It does not seem you feel the question is answered so I will try to elaborate over what I think seems to bother you.
Let $S_t = e^{(\mu -\sigma^2/2) t + \sigma W_t}$ be the stock price process and $B_t=e^{rt}$ be the risk free. The arbitrage you describe is then choosing a nice $\varepsilon >0$ and setting $\tilde{T}=\inf \{t>0 : (\mu -r -\sigma^2/2)t +\sigma W_t> \varepsilon\}$. Then one would have an "arbitrage" at $\tilde{T}$, as you say this will eventually happen which is true. In fact one even know the distribution of when your "arbitrage" will occur see
http://en.wikipedia.org/wiki/Inverse_Gaussian_distribution
which is unfortunately also the problem. Since the inverse Gaussian distribution has mass over entire $\mathbb{R}^+$ you will not be able to choose $T\in \mathbb{R}$ such that $P(T \geq \tilde{T})=1$, ergo you can not in this way find an arbitrage.

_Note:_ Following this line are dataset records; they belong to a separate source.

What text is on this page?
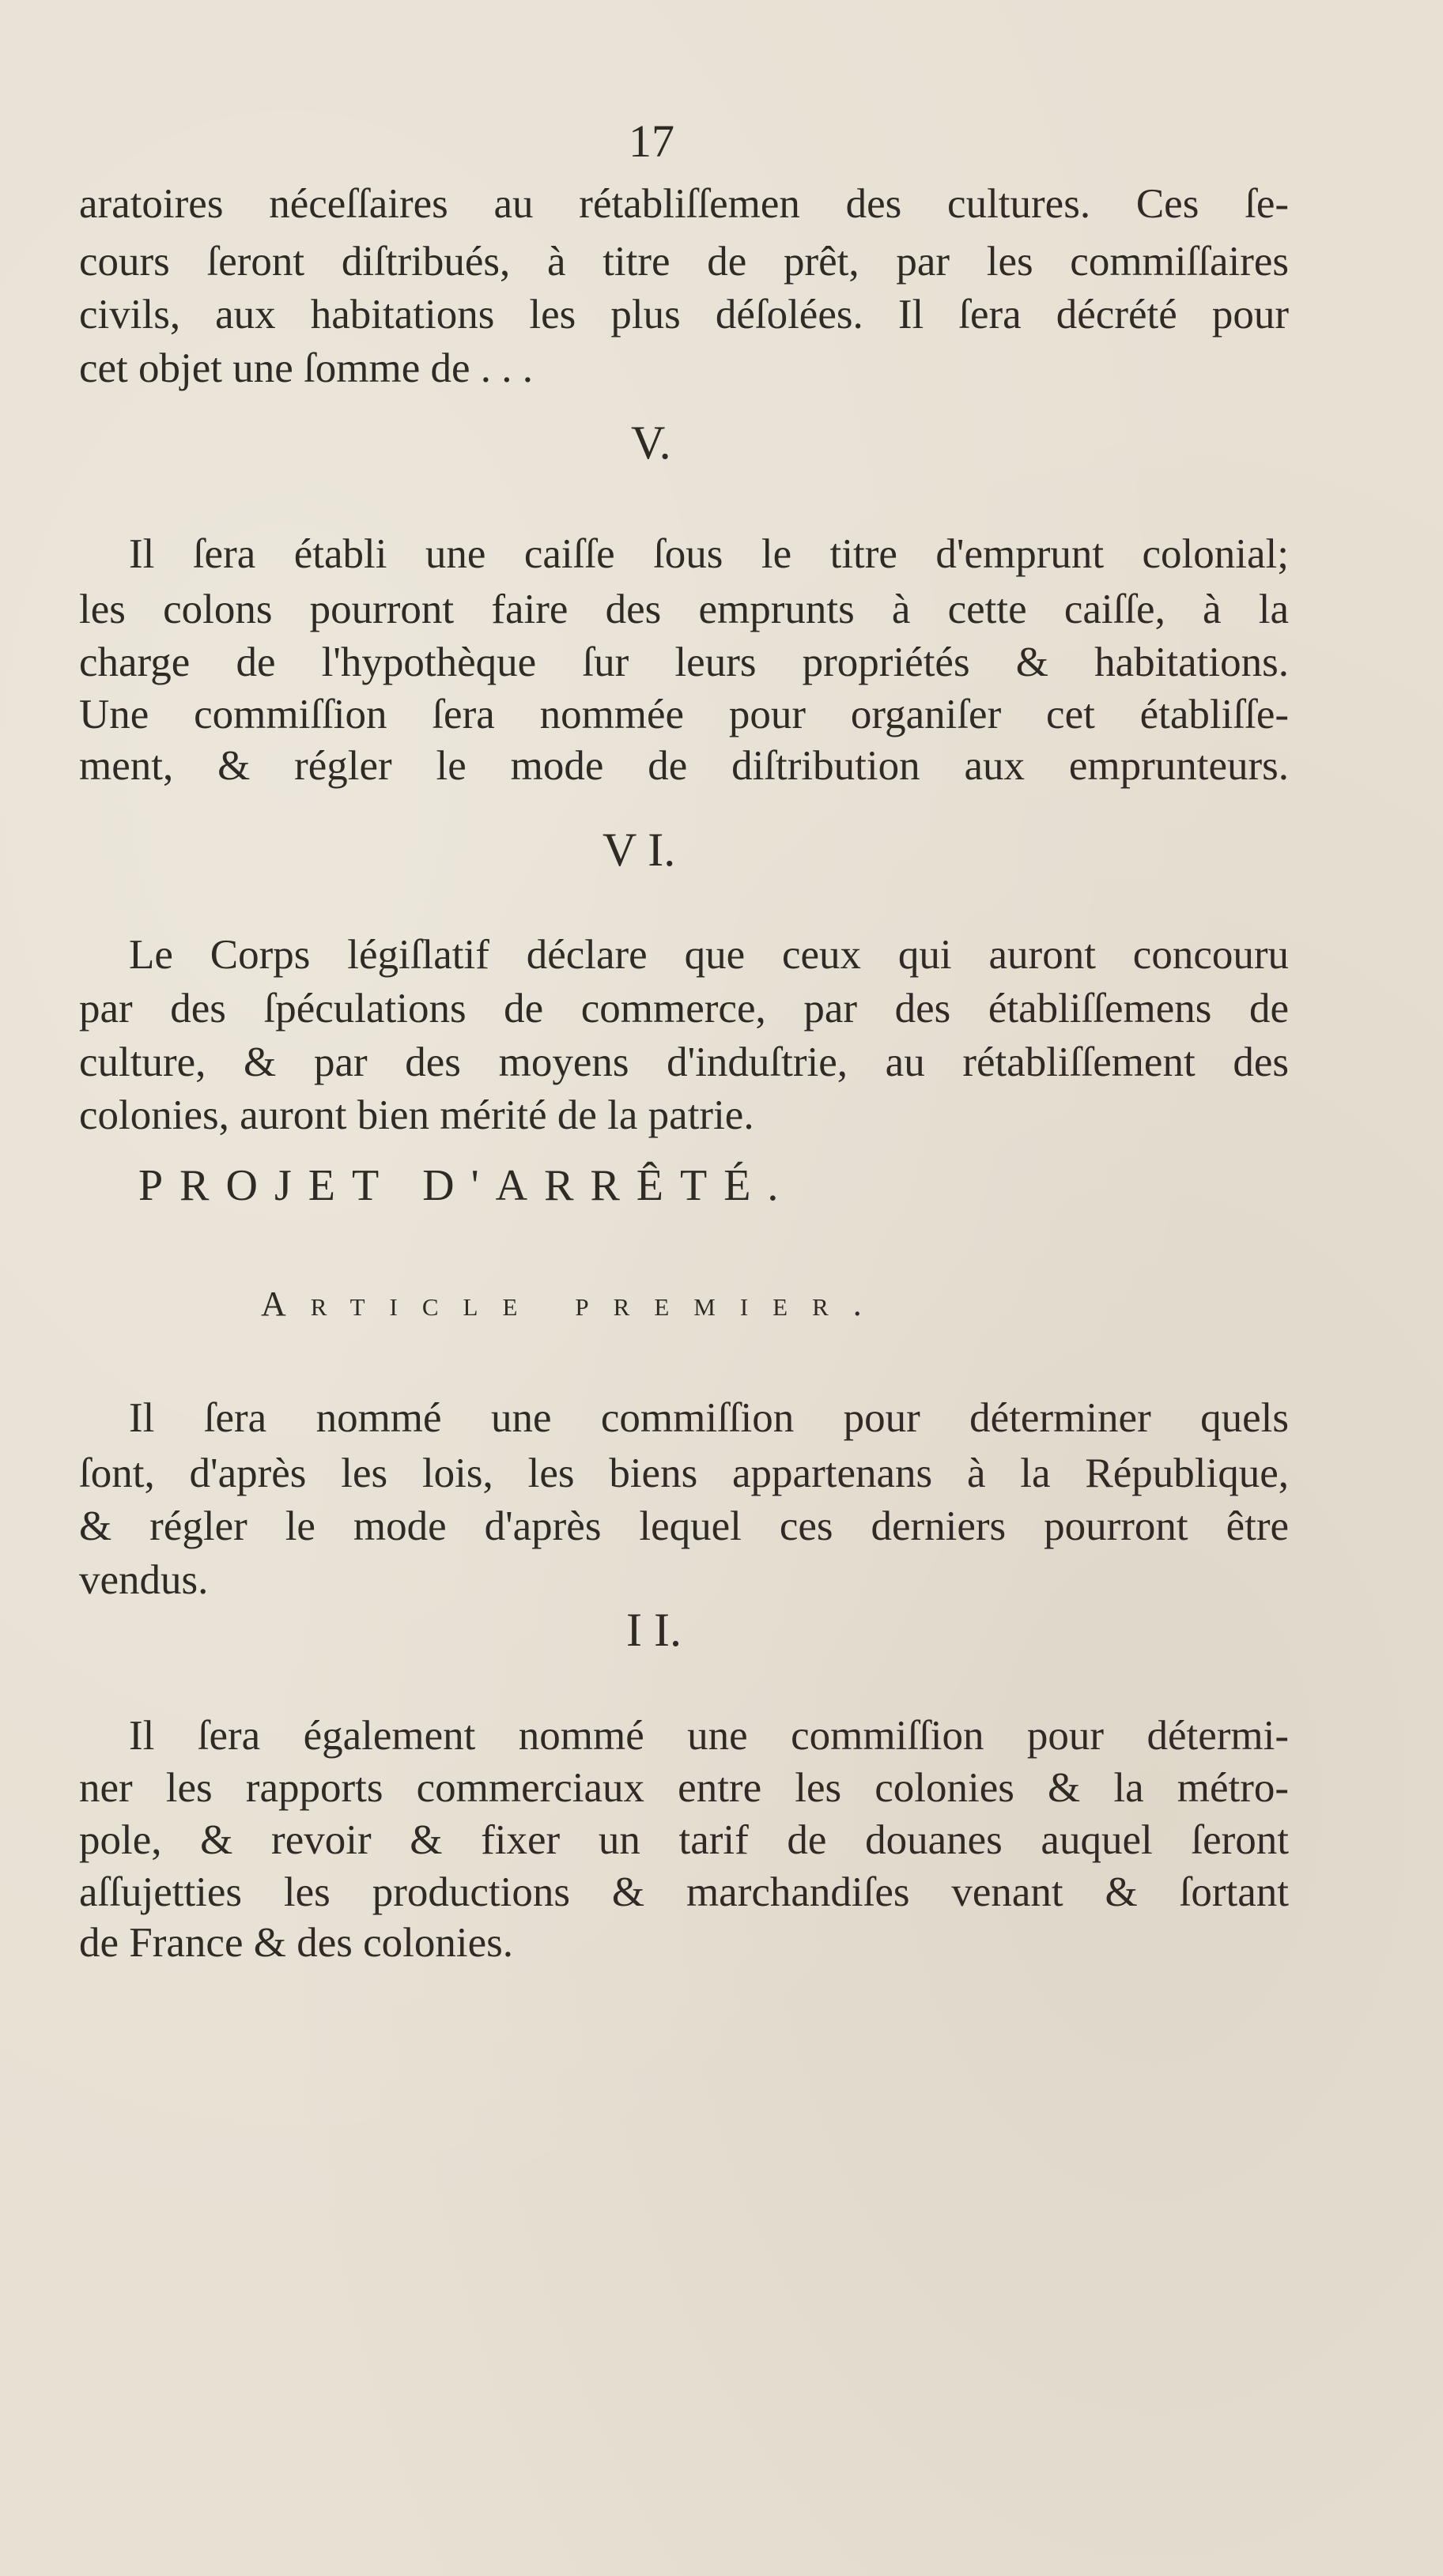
17
aratoires néceſſaires au rétabliſſemen des cultures. Ces ſe-
cours ſeront diſtribués, à titre de prêt, par les commiſſaires
civils, aux habitations les plus déſolées. Il ſera décrété pour
cet objet une ſomme de . . .
V.
Il ſera établi une caiſſe ſous le titre d'emprunt colonial;
les colons pourront faire des emprunts à cette caiſſe, à la
charge de l'hypothèque ſur leurs propriétés & habitations.
Une commiſſion ſera nommée pour organiſer cet établiſſe-
ment, & régler le mode de diſtribution aux emprunteurs.
V I.
Le Corps légiſlatif déclare que ceux qui auront concouru
par des ſpéculations de commerce, par des établiſſemens de
culture, & par des moyens d'induſtrie, au rétabliſſement des
colonies, auront bien mérité de la patrie.
PROJET D'ARRÊTÉ.
Article premier.
Il ſera nommé une commiſſion pour déterminer quels
ſont, d'après les lois, les biens appartenans à la République,
& régler le mode d'après lequel ces derniers pourront être
vendus.
I I.
Il ſera également nommé une commiſſion pour détermi-
ner les rapports commerciaux entre les colonies & la métro-
pole, & revoir & fixer un tarif de douanes auquel ſeront
aſſujetties les productions & marchandiſes venant & ſortant
de France & des colonies.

It is in fact very easy to find an equivalent martingale measure in this model formally implying that the model is arbitrage free.
It is a different issue whether your "mini arbitrage strategy" is a attractive feature of a model. It is as you say simply a consequence of having a model where volatility accumulates without bound together with no possibility of default.